Bill Moore-Kilgannon

‘We can fix this problem’: Feed the Children conference

The Alberta Women of The United Church of Canada are determined to find a made-in-Alberta solution to feed students who are going hungry. On Saturday they decided nothing less than a universal program would do and the provincial government has to play a role. “It needs to be offered around the whole province and it needs to be offered to anybody. There shouldn’t be a means test,” said one of the organizers Carolyn Pogue about the recommendations that came out of the Feed the Children conference at Gaetz United Church.

The Alberta Women of The United Church of Canada are determined to find a made-in-Alberta solution to feed students who are going hungry.

On Saturday they decided nothing less than a universal program would do and the provincial government has to play a role.

“It needs to be offered around the whole province and it needs to be offered to anybody. There shouldn’t be a means test,” said one of the organizers Carolyn Pogue about the recommendations that came out of the Feed the Children conference at Gaetz United Church.

“We are a very rich province. We are a very smart province and we can fix this problem. The Northwest Territories is dealing with this. Ontario is way ahead and Nova Scotia is way ahead of us, so let’s get moving.”

About 80 people from across the province came together on Saturday to discuss ways to end hunger in the classroom as part of The Child Wellbeing Initiative, formed about seven years ago by a group of women with the United Church.

Bill Moore-Kilgannon, executive director of Public Interest Alberta, said municipalities haven’t seen an provincial increase to the Family Community Support Services budget since 2009 which helps fund local social programs like poverty prevention. To meet its commitment to fund 80 per cent of FCSS costs, the province needs to contribute $25 million more to bring it up to $100 million.

Coincidently in 2009, the province created a $200-metre subsidy for the oil drilling sector because of the downturn in the economy, he said.

“They spent in two years $2.6 billion to subsidize the drilling industry,” Moore-Kilgannon, a panelist at the Feed the Children one-day conference.

Supporting children comes down to choice and mobilization, he said.

“The funding is there. We have the capacity to do it,” he said.

MLA David Swann, Liberal critic for health and human services, said for years government leadership has been lacking when it comes to eliminating poverty and he doesn’t have any confidence things will change with new Progressive Conservative Premier Jim Prentice.

But the citizens of Alberta can put a stop to that with their votes, he said.

“(Government) makes priorities when citizens tell them in no uncertain terms if they don’t make it a priority, they’re not going to be there . . . . in the next election. And that people are going to be actively organizing so they don’t get elected next time,” said Swann who attended Saturday’s conference.

He said the conservative government is set in its “pull up your socks” mindset when it comes to poverty.

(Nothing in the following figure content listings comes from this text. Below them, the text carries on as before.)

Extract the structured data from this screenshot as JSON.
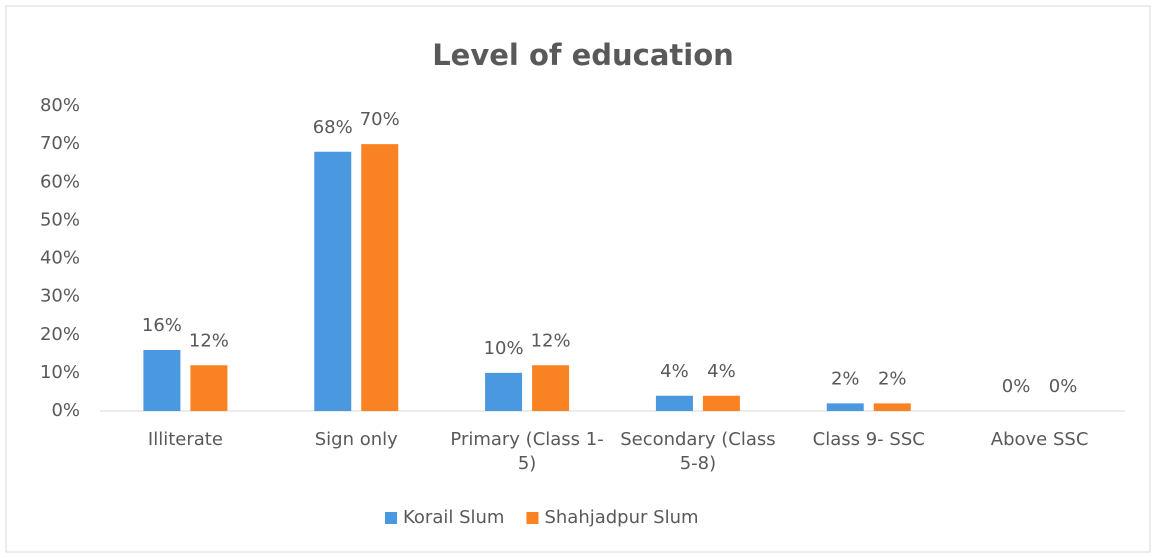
{
  "chart_data": {
    "type": "bar",
    "title": "Level of education",
    "categories": [
      "Illiterate",
      "Sign only",
      "Primary (Class 1-5)",
      "Secondary (Class 5-8)",
      "Class 9- SSC",
      "Above SSC"
    ],
    "series": [
      {
        "name": "Korail Slum",
        "color": "#4a98e0",
        "values": [
          16,
          68,
          10,
          4,
          2,
          0
        ],
        "value_labels": [
          "16%",
          "68%",
          "10%",
          "4%",
          "2%",
          "0%"
        ]
      },
      {
        "name": "Shahjadpur Slum",
        "color": "#f98222",
        "values": [
          12,
          70,
          12,
          4,
          2,
          0
        ],
        "value_labels": [
          "12%",
          "70%",
          "12%",
          "4%",
          "2%",
          "0%"
        ]
      }
    ],
    "ylim": [
      0,
      80
    ],
    "yticks": [
      {
        "value": 0,
        "label": "0%"
      },
      {
        "value": 10,
        "label": "10%"
      },
      {
        "value": 20,
        "label": "20%"
      },
      {
        "value": 30,
        "label": "30%"
      },
      {
        "value": 40,
        "label": "40%"
      },
      {
        "value": 50,
        "label": "50%"
      },
      {
        "value": 60,
        "label": "60%"
      },
      {
        "value": 70,
        "label": "70%"
      },
      {
        "value": 80,
        "label": "80%"
      }
    ],
    "grid": false,
    "legend": "bottom"
  }
}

“I define poverty as a form of violence. And when we start thinking about poverty as a form violence, we stop thinking about blaming the victim and we start thinking about our collective responsibility,” said the MLA for Calgary-Mountain View.

Red Deer North MLA Mary Anne Jablonski said according to the 2013 PIA report, From Words to Action, there has been a decline in child poverty over the years.

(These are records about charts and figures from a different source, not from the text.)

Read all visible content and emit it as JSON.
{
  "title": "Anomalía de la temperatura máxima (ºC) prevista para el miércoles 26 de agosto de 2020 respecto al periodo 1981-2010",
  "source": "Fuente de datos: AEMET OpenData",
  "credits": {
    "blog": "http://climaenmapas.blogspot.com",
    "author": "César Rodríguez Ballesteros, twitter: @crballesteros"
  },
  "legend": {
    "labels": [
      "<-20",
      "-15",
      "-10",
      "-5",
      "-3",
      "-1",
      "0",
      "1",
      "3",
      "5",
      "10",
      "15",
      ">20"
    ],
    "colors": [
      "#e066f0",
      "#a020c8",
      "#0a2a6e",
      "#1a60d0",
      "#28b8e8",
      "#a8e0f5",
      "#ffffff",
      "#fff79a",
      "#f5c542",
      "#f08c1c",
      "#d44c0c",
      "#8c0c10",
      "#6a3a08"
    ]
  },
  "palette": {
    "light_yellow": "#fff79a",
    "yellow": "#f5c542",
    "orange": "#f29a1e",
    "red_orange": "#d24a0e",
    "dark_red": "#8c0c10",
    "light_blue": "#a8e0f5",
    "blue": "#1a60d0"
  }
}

“There is good news. We have managed to reduce child poverty,” said Jablonski who also attended the conference.

“I think there is political will for sure. None of us can feel good about being successful in Alberta when there are people who are hungry, especially children.”

It’s not just an issue for government, it requires a community effort, she said.

“Working together, I think we can solve this problem.”